Une vision transhumaniste

Nous rendre toujours plus performants, dépasser la maladie et la mort grâce aux nouvelles technologies, telles sont les promesses du mouvement transhumaniste. Nous observons que les capacités physiques et intellectuelles de Lucy sont accrues grâce au progrès scientifique et technique. Par la technique, il s’agit non plus simplement d’améliorer les conditions de la vie humaine, mais bien d’en modifier la condition comme telle, la nature, en transcendant nos limites biologiques actuelles.

Grâce au CPH4, substance fabriquée par les femmes enceintes au cours de la 6e semaine en infime quantité qui permet au fœtus d’avoir l’énergie nécessaire pour former tous les os de son corps, Lucy se rapproche de l’instant de vérité mystique qui lui permet de découvrir toutes les possibilités offertes par le cerveau humain et d’atteindre un plus haut niveau d’intelligence, d’être capable de concevoir des choses beaucoup plus complexes et abstraites, d’avoir accès aux zones les plus inaccessibles du cerveau humain.
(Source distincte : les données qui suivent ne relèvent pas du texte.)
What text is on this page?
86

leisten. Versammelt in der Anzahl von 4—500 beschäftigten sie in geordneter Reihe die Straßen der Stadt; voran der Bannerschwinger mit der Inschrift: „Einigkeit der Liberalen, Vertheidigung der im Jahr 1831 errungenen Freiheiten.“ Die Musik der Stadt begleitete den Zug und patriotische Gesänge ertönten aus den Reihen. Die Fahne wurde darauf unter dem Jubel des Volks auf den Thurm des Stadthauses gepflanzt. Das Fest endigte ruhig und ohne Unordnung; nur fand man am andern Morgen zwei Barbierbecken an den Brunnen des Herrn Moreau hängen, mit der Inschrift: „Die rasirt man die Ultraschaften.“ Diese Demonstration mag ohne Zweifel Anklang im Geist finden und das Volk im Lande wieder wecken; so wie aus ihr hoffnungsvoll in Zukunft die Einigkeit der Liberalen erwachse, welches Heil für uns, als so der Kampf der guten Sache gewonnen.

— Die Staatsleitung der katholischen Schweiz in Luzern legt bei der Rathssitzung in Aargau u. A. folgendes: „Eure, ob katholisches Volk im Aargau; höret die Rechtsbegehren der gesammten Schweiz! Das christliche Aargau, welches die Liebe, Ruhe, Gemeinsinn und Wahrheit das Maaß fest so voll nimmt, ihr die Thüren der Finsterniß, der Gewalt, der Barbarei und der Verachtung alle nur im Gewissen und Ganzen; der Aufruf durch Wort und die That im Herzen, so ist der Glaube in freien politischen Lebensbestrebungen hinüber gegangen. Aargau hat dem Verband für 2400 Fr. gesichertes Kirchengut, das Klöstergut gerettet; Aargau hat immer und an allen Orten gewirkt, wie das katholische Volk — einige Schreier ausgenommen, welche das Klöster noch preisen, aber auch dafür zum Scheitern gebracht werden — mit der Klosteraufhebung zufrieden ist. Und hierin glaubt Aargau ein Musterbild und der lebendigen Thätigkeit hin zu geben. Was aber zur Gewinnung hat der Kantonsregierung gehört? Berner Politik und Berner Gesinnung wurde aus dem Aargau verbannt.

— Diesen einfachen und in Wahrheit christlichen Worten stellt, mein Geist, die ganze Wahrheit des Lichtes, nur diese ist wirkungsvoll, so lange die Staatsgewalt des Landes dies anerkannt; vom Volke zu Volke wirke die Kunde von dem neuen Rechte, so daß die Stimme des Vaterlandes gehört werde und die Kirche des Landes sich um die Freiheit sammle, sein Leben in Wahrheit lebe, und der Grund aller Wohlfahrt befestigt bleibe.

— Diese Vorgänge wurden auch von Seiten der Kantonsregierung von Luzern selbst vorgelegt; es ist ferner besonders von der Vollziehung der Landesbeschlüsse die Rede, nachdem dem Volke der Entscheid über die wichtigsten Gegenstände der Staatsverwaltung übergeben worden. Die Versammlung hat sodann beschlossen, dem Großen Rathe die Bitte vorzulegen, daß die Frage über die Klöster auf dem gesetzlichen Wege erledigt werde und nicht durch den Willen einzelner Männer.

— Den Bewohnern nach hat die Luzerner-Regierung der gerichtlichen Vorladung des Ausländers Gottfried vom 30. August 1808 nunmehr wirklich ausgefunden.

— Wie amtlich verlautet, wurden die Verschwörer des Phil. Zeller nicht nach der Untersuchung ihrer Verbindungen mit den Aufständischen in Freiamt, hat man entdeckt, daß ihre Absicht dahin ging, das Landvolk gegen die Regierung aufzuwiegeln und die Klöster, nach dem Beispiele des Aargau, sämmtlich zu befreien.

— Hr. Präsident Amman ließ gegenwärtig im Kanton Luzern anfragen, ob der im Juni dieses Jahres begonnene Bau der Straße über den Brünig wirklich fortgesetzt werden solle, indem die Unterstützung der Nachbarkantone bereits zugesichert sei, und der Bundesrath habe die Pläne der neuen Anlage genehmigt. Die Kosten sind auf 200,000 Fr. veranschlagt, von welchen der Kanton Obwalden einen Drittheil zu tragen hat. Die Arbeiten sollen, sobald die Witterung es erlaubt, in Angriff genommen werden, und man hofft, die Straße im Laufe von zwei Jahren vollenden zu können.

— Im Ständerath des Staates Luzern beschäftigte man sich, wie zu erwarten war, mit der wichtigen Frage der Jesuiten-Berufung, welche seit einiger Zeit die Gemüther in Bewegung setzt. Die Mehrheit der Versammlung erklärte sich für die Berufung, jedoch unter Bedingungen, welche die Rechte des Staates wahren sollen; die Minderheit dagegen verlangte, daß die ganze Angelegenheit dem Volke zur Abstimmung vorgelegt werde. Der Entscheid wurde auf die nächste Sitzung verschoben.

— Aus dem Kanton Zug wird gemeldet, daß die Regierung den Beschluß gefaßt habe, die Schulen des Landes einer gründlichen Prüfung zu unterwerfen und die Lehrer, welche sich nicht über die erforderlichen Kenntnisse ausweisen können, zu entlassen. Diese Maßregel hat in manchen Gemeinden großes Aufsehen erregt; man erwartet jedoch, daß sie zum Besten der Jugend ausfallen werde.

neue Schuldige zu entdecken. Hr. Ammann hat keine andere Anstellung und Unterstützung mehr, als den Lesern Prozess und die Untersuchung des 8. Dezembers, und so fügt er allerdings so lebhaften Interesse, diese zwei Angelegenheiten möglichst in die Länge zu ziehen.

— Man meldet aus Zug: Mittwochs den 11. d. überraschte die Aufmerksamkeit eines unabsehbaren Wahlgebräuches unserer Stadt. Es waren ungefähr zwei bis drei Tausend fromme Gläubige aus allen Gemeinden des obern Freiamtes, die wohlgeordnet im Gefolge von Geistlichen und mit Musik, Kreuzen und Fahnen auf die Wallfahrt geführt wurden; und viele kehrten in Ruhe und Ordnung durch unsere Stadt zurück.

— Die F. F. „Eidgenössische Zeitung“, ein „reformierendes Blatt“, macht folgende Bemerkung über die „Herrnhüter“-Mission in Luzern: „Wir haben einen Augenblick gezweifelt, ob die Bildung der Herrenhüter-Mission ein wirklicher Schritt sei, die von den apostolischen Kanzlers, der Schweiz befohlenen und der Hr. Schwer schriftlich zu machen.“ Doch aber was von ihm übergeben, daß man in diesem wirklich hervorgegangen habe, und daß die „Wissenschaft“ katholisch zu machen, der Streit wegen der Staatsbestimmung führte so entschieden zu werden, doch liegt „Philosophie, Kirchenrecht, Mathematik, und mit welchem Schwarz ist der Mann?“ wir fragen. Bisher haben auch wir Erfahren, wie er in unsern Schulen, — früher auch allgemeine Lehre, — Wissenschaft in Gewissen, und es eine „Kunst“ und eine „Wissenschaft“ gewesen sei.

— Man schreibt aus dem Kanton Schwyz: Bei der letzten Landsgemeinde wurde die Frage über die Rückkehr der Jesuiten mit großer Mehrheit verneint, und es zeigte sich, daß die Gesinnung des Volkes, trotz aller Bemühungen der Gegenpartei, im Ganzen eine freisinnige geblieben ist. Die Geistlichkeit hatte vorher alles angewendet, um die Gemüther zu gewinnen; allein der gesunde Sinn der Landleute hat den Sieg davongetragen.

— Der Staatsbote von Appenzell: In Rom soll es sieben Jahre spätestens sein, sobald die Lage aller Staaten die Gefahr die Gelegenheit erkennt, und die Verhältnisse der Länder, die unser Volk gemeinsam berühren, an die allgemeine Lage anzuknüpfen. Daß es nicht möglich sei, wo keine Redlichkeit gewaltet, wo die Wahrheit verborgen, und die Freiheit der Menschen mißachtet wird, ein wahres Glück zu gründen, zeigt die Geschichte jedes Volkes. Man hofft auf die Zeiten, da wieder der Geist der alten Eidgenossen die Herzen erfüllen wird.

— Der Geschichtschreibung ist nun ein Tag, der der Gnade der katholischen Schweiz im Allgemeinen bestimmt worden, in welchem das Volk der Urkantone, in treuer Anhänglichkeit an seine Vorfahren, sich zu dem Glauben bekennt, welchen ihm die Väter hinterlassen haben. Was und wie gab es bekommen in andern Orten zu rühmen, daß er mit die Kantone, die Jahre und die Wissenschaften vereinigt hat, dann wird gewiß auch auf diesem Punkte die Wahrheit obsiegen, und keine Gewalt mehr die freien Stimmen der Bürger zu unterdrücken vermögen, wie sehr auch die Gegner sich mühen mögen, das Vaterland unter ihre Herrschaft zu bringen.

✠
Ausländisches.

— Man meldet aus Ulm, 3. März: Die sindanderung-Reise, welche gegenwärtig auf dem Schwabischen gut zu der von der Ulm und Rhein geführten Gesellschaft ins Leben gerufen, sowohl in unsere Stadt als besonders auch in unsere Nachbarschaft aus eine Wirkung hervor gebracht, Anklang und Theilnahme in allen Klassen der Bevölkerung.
Le film fait écho aux discours de Ray Kurzweil, directeur de l’ingénierie chez Google, qui affirmait que d’ici2030, le cerveau de l’homme serait directement connecté à Internet afin d’avoir accès à une quantité phénoménale d’informations2. Lucy va au-delà de cette affirmation: elle a non seulement accès à un savoir infini, mais elle est également capable de contrôler des objets comme un téléphone, une TV, elle possède un sens ultra développé et une mémoire incroyable (elle est tout simplement capable de se souvenir du goût du lait que sa mère lui donnait étant bébé). Le corps augmenté de Lucy, participe au rêve d’immortalité que les Hommes possèdent, par le biais de la transformation technologique de l’homme, afin de le libérer de toutes les contraintes et finitudes de son état, de prolonger sa vie sur cette terre jusqu’à envisager qu’il puisse vaincre la mort.

Ce film nous montre la fabrication d’un super-héros. Un parallèle peut être fait avec Captain America, ce héros qui suite à une injection de sérum est devenu un super soldat aux facultés surhumaines, un être parfait et infatigable doté d’une force, d’une vitesse, d’une agilité, d’une endurance, qu’aucun être humain ne peut atteindre.

Cependant Captain America représente le bon soldat américain, prêt à sacrifier sa vie pour autrui, tandis que Lucy présente une vision bien plus sombre du dépassement des limites humaines. Son unique sacrifice est de faire don d’elle-même en transmettant un savoir universel aux scientifiques.